Выйдя из машины, Кока сразу уходит ногами в липучую грязь и, с трудом выдираясь, бредет по обочине. С полей наползает низкий белесый туман. Колонна уже снова остановилась. Куда ни посмотри, стоят неподвижные нагромождения каких-то тюков, похожие на людей, и группы людей, похожих на тюки своей унылой статичностью.

— Это чей обоз?

— Лейб-гвардии Егерского.

— Кто начальник?

— Поручик Гололобов.

— Где он?

— Он — дальше.

Наконец, поручик разыскался.

— Да что Вы, голубчик, какой там бензин? И не бывало…

Снова дальше.

— Чьи повозки?

— Хозяйственной роты лейб-гвардии Преображенского.

— Есть бензин?

— Бензин? Вы смеетесь! Откуда?

— Что за часть?

— Мы — измайловцы…

— Есть бензин у вас?

— Вам на что? Зажигалку налить? У кого-то здесь был… Ах, машина… Ну, этого Вы не найдете. У нас отродясь его не было… Вот фураж — есть. Овес или сено…

Возвращаться приходится ни с чем. Неподалеку от засевшей машины на каком-то относительно сухом возвышении среди поля горит костер. У костра греются несколько человек. Кока подходит к ним, завязывается разговор…

— Бензин? Не нашли? Да Вы где же искали? Бензина тут сколько угодно…

— Где?

— Ну, здесь, на дороге… Куда Вы ходили?

Кока неопределенно машет рукой:

— Вон туда…

— А измайловцев видели?

— Видел. Сказали, что нет…

— Как же так? Да постойте! Вы так и спросили: бензин?

— Ну а как же…

— Так они Вам и скажут… Так слушайте же совета. Забирайте бидончик и топайте прямо туда, где Вы были. Про бензин — ни гу-гу. Спросите: а есть у вас красная бочка? Только, запомните, красная бочка…

Кока подходит к Панчулидзеву, спящему в машине. Рассказывает…

— Неужели пойдете?

— Придется…

Один шаг, второй, третий… Один, второй, третий. Ну и дорога… Один, второй, третий. Еще два десятка. Еще пятьдесят…

Наконец. Это, кажется, здесь.

— Измайловцы?

— Да. Вам кого?

— Красная бочка у вас…

— А, ну как же, имеется. Штабс-капитан Балкашин вот, хозяин!

— Вам что, нацедить? Ну конечно, голубчик… обяжете… Вот посуда-то больно мала… Я с охотой бы Вам уступил полцистерны. Возим, возим с собой. Из сил лошади выбились. И машин-то ведь здесь ни одной, никому не нужно… Только взад и вперед и таскаем…

Наконец-то налит бидон.

— А, простите, откройте секрет, почему надо «красная бочка», а не…

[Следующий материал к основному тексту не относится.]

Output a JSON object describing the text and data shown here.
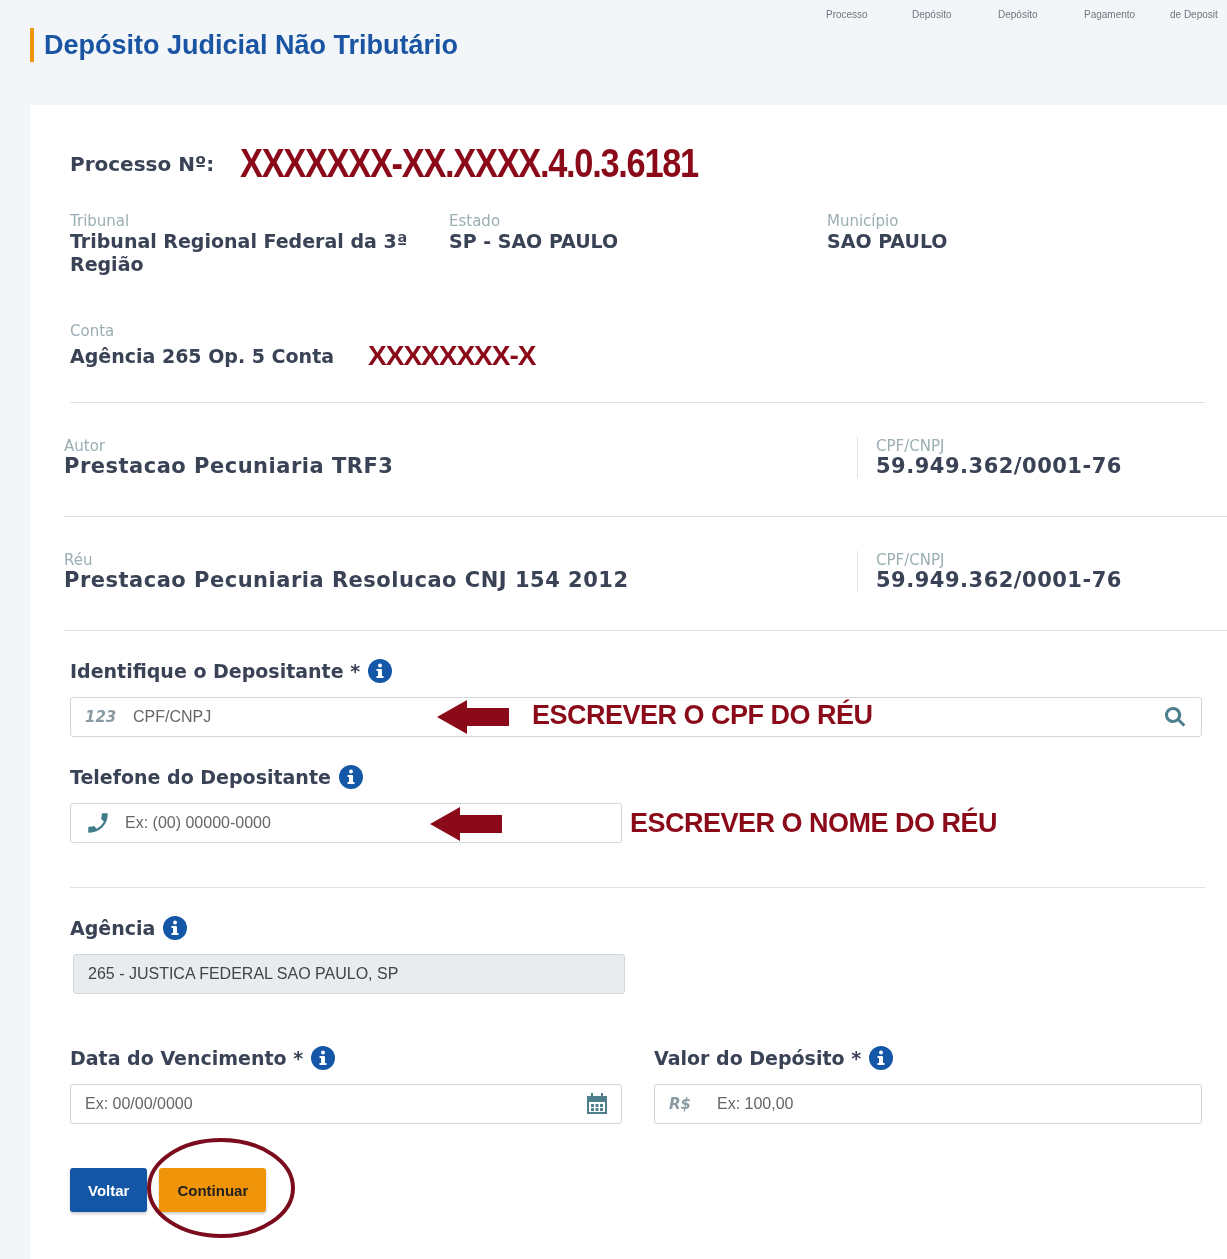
{
  "steps": [
    {
      "label": "Processo"
    },
    {
      "label": "Depósito"
    },
    {
      "label": "Depósito"
    },
    {
      "label": "Pagamento"
    },
    {
      "label": "de Deposit"
    }
  ],
  "page_title": "Depósito Judicial Não Tributário",
  "process": {
    "label": "Processo Nº:",
    "number": "XXXXXXX-XX.XXXX.4.0.3.6181"
  },
  "details": [
    {
      "label": "Tribunal",
      "value": "Tribunal Regional Federal da 3ª Região"
    },
    {
      "label": "Estado",
      "value": "SP - SAO PAULO"
    },
    {
      "label": "Município",
      "value": "SAO PAULO"
    }
  ],
  "account": {
    "label": "Conta",
    "value": "Agência 265 Op. 5 Conta",
    "number": "XXXXXXXX-X"
  },
  "parties": [
    {
      "label": "Autor",
      "name": "Prestacao Pecuniaria TRF3",
      "doc_label": "CPF/CNPJ",
      "doc": "59.949.362/0001-76"
    },
    {
      "label": "Réu",
      "name": "Prestacao Pecuniaria Resolucao CNJ 154 2012",
      "doc_label": "CPF/CNPJ",
      "doc": "59.949.362/0001-76"
    }
  ],
  "depositante": {
    "label": "Identifique o Depositante *",
    "prefix": "123",
    "placeholder": "CPF/CNPJ",
    "annotation": "ESCREVER O CPF DO RÉU"
  },
  "telefone": {
    "label": "Telefone do Depositante",
    "placeholder": "Ex: (00) 00000-0000",
    "annotation": "ESCREVER O NOME DO RÉU"
  },
  "agencia": {
    "label": "Agência",
    "value": "265 - JUSTICA FEDERAL SAO PAULO, SP",
    "disabled": true
  },
  "vencimento": {
    "label": "Data do Vencimento *",
    "placeholder": "Ex: 00/00/0000"
  },
  "valor": {
    "label": "Valor do Depósito *",
    "prefix": "R$",
    "placeholder": "Ex: 100,00"
  },
  "buttons": [
    {
      "label": "Voltar",
      "kind": "primary",
      "highlighted": false
    },
    {
      "label": "Continuar",
      "kind": "warning",
      "highlighted": true
    }
  ]
}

— Тссс! Как же Вам непонятно? Военная тайна. Только для посвященных. В нашем штабе считают, что так интереснее. Таинственно, знаете, получается… Так вы, коли услышите, кому еще надо, присылайте; все равно — просто хоть на дорогу выливай. Дадим с удовольствием. Только спросят пусть правильно… — штабс-капитан хохочет, прощаясь с облагодетельствованным подпоручиком.

Наконец, и машина заправлена и с помощью проходивших солдат вытянута обратно на дорогу. Но движения по-прежнему нет. Теперь надо пойти посмотреть, что там случилось впереди. Почему стоим.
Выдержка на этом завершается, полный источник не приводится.